Modelling the contrasting tectonic and magmatic evolution of rifted and transform margins and subsequent oceanic spreading

The links between tectonics, surface processes and magmatism govern the evolution of rifted and transform margins. Quantifying the control of surface and deep Earth processes, lithosphere rheology and plate kinematics is challenging because of their non-linear interactions. We designed and conducted systematic 3D magmatic-thermo-mechanical numerical experiments coupled with surface processes modelling to better understand the formation of rifted and transform continental margins. Oceanic transform faults are formed by either the opposite polarity of oceanic detachment faults or their formation is linked to the gradual interaction between two propagating rift and spreading centers.

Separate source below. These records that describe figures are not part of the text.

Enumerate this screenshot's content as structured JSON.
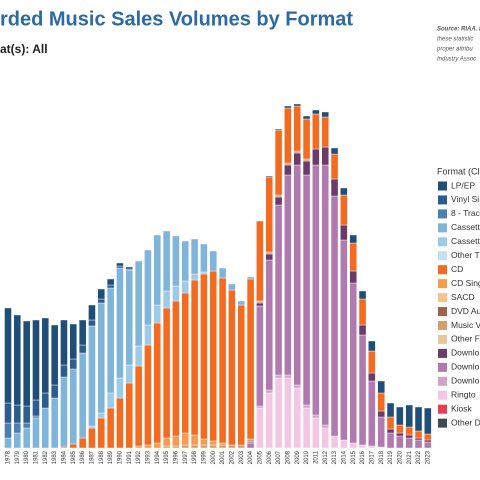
{
  "chart_data": {
    "type": "stacked_bar",
    "title": "rded Music Sales Volumes by Format",
    "subtitle": "at(s): All",
    "note_lines": [
      "Source: RIAA. I",
      "these statistic",
      "proper attribu",
      "Industry Assoc"
    ],
    "legend_title": "Format (Cli",
    "legend_position": "right",
    "ylim": [
      0,
      400
    ],
    "categories": [
      "1978",
      "1979",
      "1980",
      "1981",
      "1982",
      "1983",
      "1984",
      "1985",
      "1986",
      "1987",
      "1988",
      "1989",
      "1990",
      "1991",
      "1992",
      "1993",
      "1994",
      "1995",
      "1996",
      "1997",
      "1998",
      "1999",
      "2000",
      "2001",
      "2002",
      "2003",
      "2004",
      "2005",
      "2006",
      "2007",
      "2008",
      "2009",
      "2010",
      "2011",
      "2012",
      "2013",
      "2014",
      "2015",
      "2016",
      "2017",
      "2018",
      "2019",
      "2020",
      "2021",
      "2022",
      "2023"
    ],
    "series": [
      {
        "name": "LP/EP",
        "color": "#1f4e79",
        "values": [
          95,
          90,
          85,
          80,
          75,
          60,
          45,
          35,
          25,
          15,
          10,
          6,
          3,
          2,
          0,
          0,
          0,
          0,
          0,
          0,
          0,
          0,
          0,
          0,
          0,
          0,
          0,
          0,
          1,
          1,
          2,
          2,
          3,
          4,
          5,
          6,
          7,
          8,
          8,
          10,
          12,
          14,
          18,
          22,
          24,
          26
        ]
      },
      {
        "name": "Vinyl Si",
        "color": "#2c5d8f",
        "values": [
          20,
          18,
          17,
          16,
          15,
          13,
          12,
          10,
          8,
          6,
          4,
          3,
          2,
          1,
          0,
          0,
          0,
          0,
          0,
          0,
          0,
          0,
          0,
          0,
          0,
          0,
          0,
          0,
          0,
          0,
          0,
          0,
          0,
          0,
          0,
          0,
          0,
          0,
          0,
          0,
          0,
          0,
          0,
          0,
          0,
          0
        ]
      },
      {
        "name": "8 - Trac",
        "color": "#4a7fb0",
        "values": [
          15,
          10,
          5,
          2,
          0,
          0,
          0,
          0,
          0,
          0,
          0,
          0,
          0,
          0,
          0,
          0,
          0,
          0,
          0,
          0,
          0,
          0,
          0,
          0,
          0,
          0,
          0,
          0,
          0,
          0,
          0,
          0,
          0,
          0,
          0,
          0,
          0,
          0,
          0,
          0,
          0,
          0,
          0,
          0,
          0,
          0
        ]
      },
      {
        "name": "Cassett",
        "color": "#7fb5db",
        "values": [
          10,
          15,
          20,
          30,
          40,
          50,
          70,
          75,
          85,
          100,
          110,
          105,
          110,
          95,
          85,
          75,
          70,
          60,
          50,
          40,
          35,
          28,
          20,
          10,
          6,
          4,
          2,
          0,
          0,
          0,
          0,
          0,
          0,
          0,
          0,
          0,
          0,
          0,
          0,
          0,
          0,
          0,
          0,
          0,
          0,
          0
        ]
      },
      {
        "name": "Cassett",
        "color": "#9ccbe9",
        "values": [
          0,
          0,
          0,
          0,
          0,
          0,
          0,
          0,
          0,
          2,
          5,
          15,
          20,
          18,
          20,
          20,
          18,
          17,
          15,
          12,
          6,
          2,
          0,
          0,
          0,
          0,
          0,
          0,
          0,
          0,
          0,
          0,
          0,
          0,
          0,
          0,
          0,
          0,
          0,
          0,
          0,
          0,
          0,
          0,
          0,
          0
        ]
      },
      {
        "name": "Other T",
        "color": "#c4e1f3",
        "values": [
          0,
          0,
          0,
          0,
          0,
          0,
          0,
          0,
          0,
          0,
          0,
          0,
          0,
          0,
          0,
          0,
          0,
          0,
          0,
          0,
          0,
          0,
          0,
          0,
          0,
          0,
          0,
          0,
          0,
          0,
          0,
          0,
          0,
          0,
          0,
          0,
          0,
          0,
          0,
          0,
          0,
          0,
          0,
          0,
          0,
          0
        ]
      },
      {
        "name": "CD",
        "color": "#f26b21",
        "values": [
          0,
          0,
          0,
          0,
          0,
          0,
          1,
          4,
          10,
          20,
          30,
          40,
          50,
          65,
          80,
          100,
          120,
          130,
          135,
          140,
          155,
          165,
          170,
          165,
          155,
          140,
          160,
          80,
          75,
          65,
          55,
          45,
          40,
          35,
          30,
          25,
          30,
          28,
          26,
          22,
          18,
          12,
          8,
          8,
          7,
          6
        ]
      },
      {
        "name": "CD Sing",
        "color": "#f59a4e",
        "values": [
          0,
          0,
          0,
          0,
          0,
          0,
          0,
          0,
          0,
          0,
          0,
          0,
          0,
          0,
          2,
          3,
          5,
          8,
          10,
          12,
          10,
          6,
          4,
          2,
          0,
          0,
          0,
          0,
          0,
          0,
          0,
          0,
          0,
          0,
          0,
          0,
          0,
          0,
          0,
          0,
          0,
          0,
          0,
          0,
          0,
          0
        ]
      },
      {
        "name": "SACD",
        "color": "#f9c48c",
        "values": [
          0,
          0,
          0,
          0,
          0,
          0,
          0,
          0,
          0,
          0,
          0,
          0,
          0,
          0,
          0,
          0,
          0,
          0,
          0,
          0,
          0,
          0,
          0,
          0,
          0,
          0,
          0,
          0,
          0,
          0,
          0,
          0,
          0,
          0,
          0,
          0,
          0,
          0,
          0,
          0,
          0,
          0,
          0,
          0,
          0,
          0
        ]
      },
      {
        "name": "DVD Au",
        "color": "#a0614a",
        "values": [
          0,
          0,
          0,
          0,
          0,
          0,
          0,
          0,
          0,
          0,
          0,
          0,
          0,
          0,
          0,
          0,
          0,
          0,
          0,
          0,
          0,
          0,
          0,
          0,
          0,
          0,
          0,
          0,
          0,
          0,
          0,
          0,
          0,
          0,
          0,
          0,
          0,
          0,
          0,
          0,
          0,
          0,
          0,
          0,
          0,
          0
        ]
      },
      {
        "name": "Music V",
        "color": "#d3a06a",
        "values": [
          0,
          0,
          0,
          0,
          0,
          0,
          0,
          0,
          0,
          0,
          0,
          0,
          0,
          0,
          0,
          0,
          0,
          2,
          2,
          3,
          3,
          3,
          3,
          3,
          3,
          3,
          3,
          2,
          2,
          2,
          2,
          2,
          2,
          0,
          0,
          0,
          0,
          0,
          0,
          0,
          0,
          0,
          0,
          0,
          0,
          0
        ]
      },
      {
        "name": "Other F",
        "color": "#e8c89a",
        "values": [
          0,
          0,
          0,
          0,
          0,
          0,
          0,
          0,
          0,
          0,
          0,
          0,
          0,
          0,
          0,
          0,
          0,
          0,
          0,
          0,
          0,
          0,
          0,
          0,
          0,
          0,
          0,
          0,
          0,
          0,
          0,
          0,
          0,
          0,
          0,
          0,
          0,
          0,
          0,
          0,
          0,
          0,
          0,
          0,
          0,
          0
        ]
      },
      {
        "name": "Downlo",
        "color": "#6b3b6b",
        "values": [
          0,
          0,
          0,
          0,
          0,
          0,
          0,
          0,
          0,
          0,
          0,
          0,
          0,
          0,
          0,
          0,
          0,
          0,
          0,
          0,
          0,
          0,
          0,
          0,
          0,
          0,
          1,
          3,
          6,
          8,
          10,
          12,
          14,
          16,
          18,
          17,
          15,
          12,
          10,
          8,
          6,
          4,
          3,
          3,
          2,
          2
        ]
      },
      {
        "name": "Downlo",
        "color": "#b07aaf",
        "values": [
          0,
          0,
          0,
          0,
          0,
          0,
          0,
          0,
          0,
          0,
          0,
          0,
          0,
          0,
          0,
          0,
          0,
          0,
          0,
          0,
          0,
          0,
          0,
          0,
          0,
          0,
          5,
          100,
          130,
          170,
          200,
          220,
          230,
          250,
          260,
          240,
          200,
          160,
          110,
          65,
          30,
          15,
          12,
          10,
          8,
          6
        ]
      },
      {
        "name": "Downlo",
        "color": "#d2a3c9",
        "values": [
          0,
          0,
          0,
          0,
          0,
          0,
          0,
          0,
          0,
          0,
          0,
          0,
          0,
          0,
          0,
          0,
          0,
          0,
          0,
          0,
          0,
          0,
          0,
          0,
          0,
          0,
          0,
          2,
          3,
          3,
          3,
          3,
          3,
          3,
          3,
          0,
          0,
          0,
          0,
          0,
          0,
          0,
          0,
          0,
          0,
          0
        ]
      },
      {
        "name": "Ringto",
        "color": "#f3c6e4",
        "values": [
          0,
          0,
          0,
          0,
          0,
          0,
          0,
          0,
          0,
          0,
          0,
          0,
          0,
          0,
          0,
          0,
          0,
          0,
          0,
          0,
          0,
          0,
          0,
          0,
          0,
          0,
          0,
          40,
          55,
          70,
          70,
          60,
          40,
          30,
          20,
          12,
          8,
          5,
          3,
          2,
          1,
          0,
          0,
          0,
          0,
          0
        ]
      },
      {
        "name": "Kiosk",
        "color": "#e63e54",
        "values": [
          0,
          0,
          0,
          0,
          0,
          0,
          0,
          0,
          0,
          0,
          0,
          0,
          0,
          0,
          0,
          0,
          0,
          0,
          0,
          0,
          0,
          0,
          0,
          0,
          0,
          0,
          0,
          0,
          0,
          0,
          0,
          0,
          0,
          0,
          0,
          0,
          0,
          0,
          0,
          0,
          0,
          0,
          0,
          0,
          0,
          0
        ]
      },
      {
        "name": "Other D",
        "color": "#3d4a57",
        "values": [
          0,
          0,
          0,
          0,
          0,
          0,
          0,
          0,
          0,
          0,
          0,
          0,
          0,
          0,
          0,
          0,
          0,
          0,
          0,
          0,
          0,
          0,
          0,
          0,
          0,
          0,
          0,
          0,
          0,
          0,
          0,
          0,
          0,
          0,
          0,
          0,
          0,
          0,
          0,
          0,
          0,
          0,
          0,
          0,
          0,
          0
        ]
      }
    ]
  }
}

Lower divergence velocities, faster crustal and slower mantle thinning, lower surface processes (i.e. erosion and sedimentation) rates, and lower mantle potential temperature lead to the formation of magma-starved continental margins, mantle exhumation and eventually the formation of a stable transform fault zone with a magma-starved, deep transform valley. Suppressed melting and small-scale mantle instabilities govern the along-ridge variation of magmatic and non-magmatic segments, often leading to V-shaped zero-offset oceanic fracture zones. In contrast, faster divergence, lithospheric mantle inherited weak zones, enhanced erosion and sedimentation, result in enhanced mantle melting, and rift magmatism and the formation of a spreading center in the transform zone. Models simulating the temporal increase of divergence velocities show the evolution from an initial magma-poor to a final magma-rich oceanic basin.

In models without simulating mantle melting, enhanced surface processes lead to delayed break-up linked to a longer continental hyper-extended stage. However, enhanced surface processes and a more localized and accelerated lithospheric mantle thinning can promote earlier mantle melting and the formation of magma-chambers beneath the crust.